Lithuanians call on Macron to ‘hear’ Belarusians’ freedom cry

Leading Lithuanian writers, artists and scientists on Sunday appealed to French President Emmanuel Macron to support protesters in neighbouring Belarus, who have demanded the resignation of their country’s strongman leader since a disputed August presidential election.

Macron begins a two-day visit to EU and euro single currency members Lithuania and Latvia on Monday, the first by a French head of state to the Baltic region bordering Belarus in two decades.

Vilnius and Riga are hoping for French support in the face of the Belarus crisis and rising tensions with Russia.

“Men and women of Belarus are subjected to inhuman torture. And this is happening in 21st century Europe!,” said a poster designed as an open letter to Macron and signed by more than forty leading Lithuanian cultural figures.

“We trust that you, who represents France where human rights were born, will also hear the painful cry of the Belarusian people for their freedom,” says the appeal, which also harks back to Lithuania’s successful 1990 struggle for freedom from the Soviet Union.

Designed by renowned Lithuanian artist Stasys Eidrigevicius, the poster features the historical white-red-white Belarusian flag used by protesters in Minsk.
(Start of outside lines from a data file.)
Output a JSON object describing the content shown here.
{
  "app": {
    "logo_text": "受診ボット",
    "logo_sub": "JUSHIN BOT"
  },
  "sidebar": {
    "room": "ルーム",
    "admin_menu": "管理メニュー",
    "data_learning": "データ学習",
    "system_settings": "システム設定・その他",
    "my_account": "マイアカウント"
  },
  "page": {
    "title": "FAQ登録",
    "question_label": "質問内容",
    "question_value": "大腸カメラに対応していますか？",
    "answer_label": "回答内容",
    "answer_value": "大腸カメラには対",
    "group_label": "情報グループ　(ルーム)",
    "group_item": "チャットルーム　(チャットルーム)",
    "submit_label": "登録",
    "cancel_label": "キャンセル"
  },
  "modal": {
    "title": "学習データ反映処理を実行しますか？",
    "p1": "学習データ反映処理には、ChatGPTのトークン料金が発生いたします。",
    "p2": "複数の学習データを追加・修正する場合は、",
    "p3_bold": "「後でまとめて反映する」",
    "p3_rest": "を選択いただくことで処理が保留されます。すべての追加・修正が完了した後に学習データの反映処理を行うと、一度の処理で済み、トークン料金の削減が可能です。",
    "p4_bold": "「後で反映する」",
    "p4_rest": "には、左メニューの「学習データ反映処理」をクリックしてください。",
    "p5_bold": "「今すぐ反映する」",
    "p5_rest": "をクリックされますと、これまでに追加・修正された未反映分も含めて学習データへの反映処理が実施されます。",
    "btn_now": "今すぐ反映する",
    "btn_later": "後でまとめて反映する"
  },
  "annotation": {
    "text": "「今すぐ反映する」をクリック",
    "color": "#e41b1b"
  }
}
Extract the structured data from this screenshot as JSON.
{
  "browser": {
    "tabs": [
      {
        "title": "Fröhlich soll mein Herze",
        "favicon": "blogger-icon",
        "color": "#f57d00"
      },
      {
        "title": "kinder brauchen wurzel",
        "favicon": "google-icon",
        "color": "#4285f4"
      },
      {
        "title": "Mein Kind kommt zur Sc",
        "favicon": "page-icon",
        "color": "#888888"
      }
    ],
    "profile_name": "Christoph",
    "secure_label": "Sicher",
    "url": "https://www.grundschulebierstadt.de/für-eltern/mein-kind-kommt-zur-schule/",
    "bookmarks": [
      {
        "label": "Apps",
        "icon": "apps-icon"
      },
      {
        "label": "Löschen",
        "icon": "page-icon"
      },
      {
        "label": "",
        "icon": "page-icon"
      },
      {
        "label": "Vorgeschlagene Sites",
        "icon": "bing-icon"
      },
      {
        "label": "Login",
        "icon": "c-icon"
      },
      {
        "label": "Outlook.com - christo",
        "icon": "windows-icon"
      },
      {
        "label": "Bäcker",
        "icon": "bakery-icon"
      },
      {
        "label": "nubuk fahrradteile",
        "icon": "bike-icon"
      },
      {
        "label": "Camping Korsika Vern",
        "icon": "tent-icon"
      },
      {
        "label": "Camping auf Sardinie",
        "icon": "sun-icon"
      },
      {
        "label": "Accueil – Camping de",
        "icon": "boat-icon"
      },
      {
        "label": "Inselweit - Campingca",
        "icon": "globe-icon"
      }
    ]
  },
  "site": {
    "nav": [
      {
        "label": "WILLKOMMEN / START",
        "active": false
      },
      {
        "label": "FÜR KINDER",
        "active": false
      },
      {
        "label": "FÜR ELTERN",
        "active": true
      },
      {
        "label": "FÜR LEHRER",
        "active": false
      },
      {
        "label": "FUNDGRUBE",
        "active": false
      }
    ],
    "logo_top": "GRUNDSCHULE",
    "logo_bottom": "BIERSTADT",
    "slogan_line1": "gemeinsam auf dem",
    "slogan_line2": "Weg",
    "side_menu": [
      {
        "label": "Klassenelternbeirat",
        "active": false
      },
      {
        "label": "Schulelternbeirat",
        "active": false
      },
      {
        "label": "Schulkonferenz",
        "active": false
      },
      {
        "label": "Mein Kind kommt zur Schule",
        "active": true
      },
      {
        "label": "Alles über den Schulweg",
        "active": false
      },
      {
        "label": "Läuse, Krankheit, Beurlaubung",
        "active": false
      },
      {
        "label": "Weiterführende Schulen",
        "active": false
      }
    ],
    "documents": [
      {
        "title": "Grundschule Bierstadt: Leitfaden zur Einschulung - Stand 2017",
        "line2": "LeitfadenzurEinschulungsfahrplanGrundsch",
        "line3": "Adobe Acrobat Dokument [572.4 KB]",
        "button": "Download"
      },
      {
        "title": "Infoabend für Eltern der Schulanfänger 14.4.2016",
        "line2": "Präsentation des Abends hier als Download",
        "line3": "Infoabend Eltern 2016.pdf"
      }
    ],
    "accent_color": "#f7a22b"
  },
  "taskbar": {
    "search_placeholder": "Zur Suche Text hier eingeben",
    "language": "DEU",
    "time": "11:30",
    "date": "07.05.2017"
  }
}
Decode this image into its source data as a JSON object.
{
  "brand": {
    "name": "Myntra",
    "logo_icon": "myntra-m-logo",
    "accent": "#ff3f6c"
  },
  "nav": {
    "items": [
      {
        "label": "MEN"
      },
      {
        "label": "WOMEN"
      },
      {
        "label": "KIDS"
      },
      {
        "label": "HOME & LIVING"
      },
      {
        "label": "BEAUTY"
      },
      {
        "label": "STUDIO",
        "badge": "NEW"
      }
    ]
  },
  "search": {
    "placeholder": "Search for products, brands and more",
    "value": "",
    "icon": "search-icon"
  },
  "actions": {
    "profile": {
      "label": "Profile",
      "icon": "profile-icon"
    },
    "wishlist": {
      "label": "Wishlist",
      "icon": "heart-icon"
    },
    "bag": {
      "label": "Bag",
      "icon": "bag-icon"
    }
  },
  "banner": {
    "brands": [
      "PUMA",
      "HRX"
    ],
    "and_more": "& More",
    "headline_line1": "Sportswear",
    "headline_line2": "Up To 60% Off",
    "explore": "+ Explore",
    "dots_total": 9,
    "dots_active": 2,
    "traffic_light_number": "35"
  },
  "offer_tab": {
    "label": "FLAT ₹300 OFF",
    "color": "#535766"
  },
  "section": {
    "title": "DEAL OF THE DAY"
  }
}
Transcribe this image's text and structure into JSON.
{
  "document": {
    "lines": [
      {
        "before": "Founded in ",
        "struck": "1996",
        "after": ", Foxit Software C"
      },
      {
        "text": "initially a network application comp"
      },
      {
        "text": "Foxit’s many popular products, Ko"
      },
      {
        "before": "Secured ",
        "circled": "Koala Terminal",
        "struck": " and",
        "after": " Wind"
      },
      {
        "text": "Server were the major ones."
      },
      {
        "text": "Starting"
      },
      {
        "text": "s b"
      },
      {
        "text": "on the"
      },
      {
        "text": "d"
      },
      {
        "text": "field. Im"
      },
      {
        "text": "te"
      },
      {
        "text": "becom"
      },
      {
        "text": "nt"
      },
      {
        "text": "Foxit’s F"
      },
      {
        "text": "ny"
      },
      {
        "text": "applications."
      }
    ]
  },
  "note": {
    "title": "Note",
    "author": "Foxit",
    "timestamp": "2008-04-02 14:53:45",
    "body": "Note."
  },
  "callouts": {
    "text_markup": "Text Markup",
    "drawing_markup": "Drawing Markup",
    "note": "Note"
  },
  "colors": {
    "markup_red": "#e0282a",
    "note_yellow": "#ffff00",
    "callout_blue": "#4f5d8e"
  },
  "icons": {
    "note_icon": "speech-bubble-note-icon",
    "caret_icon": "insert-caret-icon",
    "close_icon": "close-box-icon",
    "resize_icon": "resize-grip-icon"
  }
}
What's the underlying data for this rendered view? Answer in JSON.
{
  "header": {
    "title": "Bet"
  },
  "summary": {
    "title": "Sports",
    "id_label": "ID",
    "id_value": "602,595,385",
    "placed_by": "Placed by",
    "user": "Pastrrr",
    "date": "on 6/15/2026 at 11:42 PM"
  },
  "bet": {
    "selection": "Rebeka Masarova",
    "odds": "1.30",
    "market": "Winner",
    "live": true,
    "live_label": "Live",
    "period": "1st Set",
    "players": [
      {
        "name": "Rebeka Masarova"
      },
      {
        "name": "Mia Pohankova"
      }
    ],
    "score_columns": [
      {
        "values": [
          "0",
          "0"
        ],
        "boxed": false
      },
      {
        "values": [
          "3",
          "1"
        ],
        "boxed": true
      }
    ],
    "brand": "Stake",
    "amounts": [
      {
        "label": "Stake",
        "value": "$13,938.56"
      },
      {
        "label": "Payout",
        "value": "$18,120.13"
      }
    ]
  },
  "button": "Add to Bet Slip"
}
Macron on Sunday called on Belarus leader Alexander Lukashenko to step down, after the EU refused to recognise him as the legitimate president of the ex-Soviet country.

The French president will meet the leaders of Lithuania and Latvia during his trip, and his office has not ruled out a meeting with Belarusian opposition leader Svetlana Tikhanovskaya, who fled to Lithuania after the disputed presidential ballot.

Tikhanovskaya insists she won despite Lukashenko’s insistence he took a landslide victory.

The embattled Lukashenko has launched a brutal crackdown against the protesters demanding his resignation — drawing condemnation from the West, but support from Russia.